Background Small RNAs are sequence-dependent negative regulators of gene expression involved in many relevant plant processes such as development, genome stability, or stress response. Functional characterization of sRNAs in plants typically relies on the modification of the steady state levels of these molecules. State-of-the-art strategies to reduce plant sRNA levels include molecular tools such as Target Mimics (MIMs or TMs), Short Tandem Target Mimic (STTMs), or molecular SPONGES (SPs). Construction of these tools routinely involve many different molecular biology techniques, steps, and reagents rendering such processes expensive, time consuming, and difficult to implement, particularly high-throughput approaches. Results We have developed a vector and a cloning strategy that significantly reduces the number of steps required for the generation of MIMs against any given small RNA (sRNA). Our pGREEN-based binary expression vector (pGREEN-DLM100) contains the IPS1 gene from A. thaliana bisected by a ccdB cassette that is itself flanked by restriction sites for a type IIS endonuclease. Using a single digestion plus a sticky-end ligation step, the ccdB cassette that functions as a negative (counter) selection system is replaced by a pair of 28 nt self-annealing primers that provide specificity against the selected target miRNA/siRNA. The method considerably reduces the number of steps and the time required to generate the construct, minimizes the errors derived from long-range PCRs, bypasses bottlenecks derived from subcloning steps, and eliminates the need for any additional cloning technics and reagents, overall saving time and reagents.
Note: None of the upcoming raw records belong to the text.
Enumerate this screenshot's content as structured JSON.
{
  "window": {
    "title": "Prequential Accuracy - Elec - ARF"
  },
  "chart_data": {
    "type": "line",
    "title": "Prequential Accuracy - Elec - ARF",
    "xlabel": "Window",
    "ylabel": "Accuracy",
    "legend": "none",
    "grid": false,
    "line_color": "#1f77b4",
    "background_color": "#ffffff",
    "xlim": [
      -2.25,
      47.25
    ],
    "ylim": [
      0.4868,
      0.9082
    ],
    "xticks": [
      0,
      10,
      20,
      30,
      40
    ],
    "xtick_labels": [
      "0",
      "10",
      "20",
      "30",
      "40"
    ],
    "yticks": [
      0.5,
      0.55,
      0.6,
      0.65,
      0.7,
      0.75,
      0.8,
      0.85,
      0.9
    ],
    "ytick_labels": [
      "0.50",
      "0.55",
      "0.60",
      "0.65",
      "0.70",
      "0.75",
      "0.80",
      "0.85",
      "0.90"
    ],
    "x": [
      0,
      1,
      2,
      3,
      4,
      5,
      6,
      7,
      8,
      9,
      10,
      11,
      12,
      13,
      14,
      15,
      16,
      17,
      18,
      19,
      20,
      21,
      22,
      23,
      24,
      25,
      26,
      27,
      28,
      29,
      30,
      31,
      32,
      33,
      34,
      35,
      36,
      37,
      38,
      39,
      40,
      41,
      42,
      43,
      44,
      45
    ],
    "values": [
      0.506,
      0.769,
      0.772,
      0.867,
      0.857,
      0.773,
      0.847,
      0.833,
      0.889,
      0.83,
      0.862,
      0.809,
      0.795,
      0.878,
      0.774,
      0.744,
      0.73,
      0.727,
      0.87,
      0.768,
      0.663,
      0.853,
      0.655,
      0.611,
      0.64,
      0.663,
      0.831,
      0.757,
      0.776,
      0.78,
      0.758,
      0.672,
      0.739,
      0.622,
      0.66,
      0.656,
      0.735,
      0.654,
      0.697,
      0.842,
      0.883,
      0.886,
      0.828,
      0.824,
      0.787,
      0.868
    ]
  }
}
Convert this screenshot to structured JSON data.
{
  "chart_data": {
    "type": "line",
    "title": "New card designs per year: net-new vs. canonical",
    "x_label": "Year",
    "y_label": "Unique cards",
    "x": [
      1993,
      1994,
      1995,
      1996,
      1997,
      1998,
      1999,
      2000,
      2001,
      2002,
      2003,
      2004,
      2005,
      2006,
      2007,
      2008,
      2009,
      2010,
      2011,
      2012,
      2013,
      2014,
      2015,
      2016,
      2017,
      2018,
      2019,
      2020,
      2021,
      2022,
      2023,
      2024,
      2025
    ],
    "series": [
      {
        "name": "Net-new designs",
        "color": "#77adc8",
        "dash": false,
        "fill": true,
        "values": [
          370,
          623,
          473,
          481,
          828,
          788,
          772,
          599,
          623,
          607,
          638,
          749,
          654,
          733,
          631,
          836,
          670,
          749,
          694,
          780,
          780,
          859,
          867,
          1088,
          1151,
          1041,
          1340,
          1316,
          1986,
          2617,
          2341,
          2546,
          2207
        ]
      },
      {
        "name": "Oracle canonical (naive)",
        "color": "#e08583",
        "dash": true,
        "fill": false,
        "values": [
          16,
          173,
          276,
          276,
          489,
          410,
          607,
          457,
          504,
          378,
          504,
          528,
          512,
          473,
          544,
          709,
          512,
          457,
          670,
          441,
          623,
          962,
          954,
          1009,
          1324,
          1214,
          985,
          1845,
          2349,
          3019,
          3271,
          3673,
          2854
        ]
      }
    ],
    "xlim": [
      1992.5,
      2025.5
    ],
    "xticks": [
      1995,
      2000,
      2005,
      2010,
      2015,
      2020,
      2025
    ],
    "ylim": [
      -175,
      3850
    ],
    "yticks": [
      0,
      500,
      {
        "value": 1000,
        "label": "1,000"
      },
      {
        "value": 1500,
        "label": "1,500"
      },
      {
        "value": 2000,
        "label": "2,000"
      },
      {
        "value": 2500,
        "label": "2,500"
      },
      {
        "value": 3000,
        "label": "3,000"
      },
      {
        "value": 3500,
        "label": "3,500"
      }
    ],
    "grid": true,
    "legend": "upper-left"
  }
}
Conclusions Our streamlined system guarantees a low cost, fast and efficient cloning process that it can be easily implemented into high-throughput strategies, since the same digested plasmid can be used for any given sRNA. We believe this method represents a significant technical improvement on state-of-the-art methods to facilitate the characterization of functional aspects of sRNA biology.

中文翻译：

---

方案：低成本快速高效地生成用于小 RNA 分析的分子工具。

背景 小 RNA 是基因表达的序列依赖性负调控因子，参与许多相关的植物过程，如发育、基因组稳定性或应激反应。植物中 sRNA 的功能表征通常依赖于这些分子的稳态水平的修饰。降低植物 sRNA 水平的最新策略包括分子工具，例如目标模拟物（MIM 或 TMs）、短串联目标模拟物（STTMs）或分子海绵（SPs）。这些工具的构建通常涉及许多不同的分子生物学技术、步骤和试剂，使得这些过程昂贵、耗时且难以实施，尤其是高通量方法。结果 我们开发了一种载体和一种克隆策略，可显着减少针对任何给定小 RNA (sRNA) 生成 MIM 所需的步骤数。我们基于 pGREEN 的二元表达载体 (pGREEN-DLM100) 包含来自拟南芥的 IPS1 基因，该基因被一个 ccdB 盒一分为二，该盒本身两侧是 IIS 型核酸内切酶的限制性位点。使用单次消化和粘性末端连接步骤，用作阴性（计数器）选择系统的 ccdB 盒被一对 28 nt 自退火引物取代，这些引物提供针对所选目标 miRNA/siRNA 的特异性。该方法大大减少了生成构建体所需的步骤数量和时间，最大限度地减少了来自远程 PCR 的错误，绕过了来自亚克隆步骤的瓶颈，并且无需任何额外的克隆技术和试剂，整体节省时间和试剂。结论 我们的流线型系统保证了低成本、快速和高效的克隆过程，它可以很容易地实施到高通量策略中，因为相同的消化质粒可以用于任何给定的 sRNA。我们相信这种方法代表了对最先进方法的重大技术改进，以促进 sRNA 生物学功能方面的表征。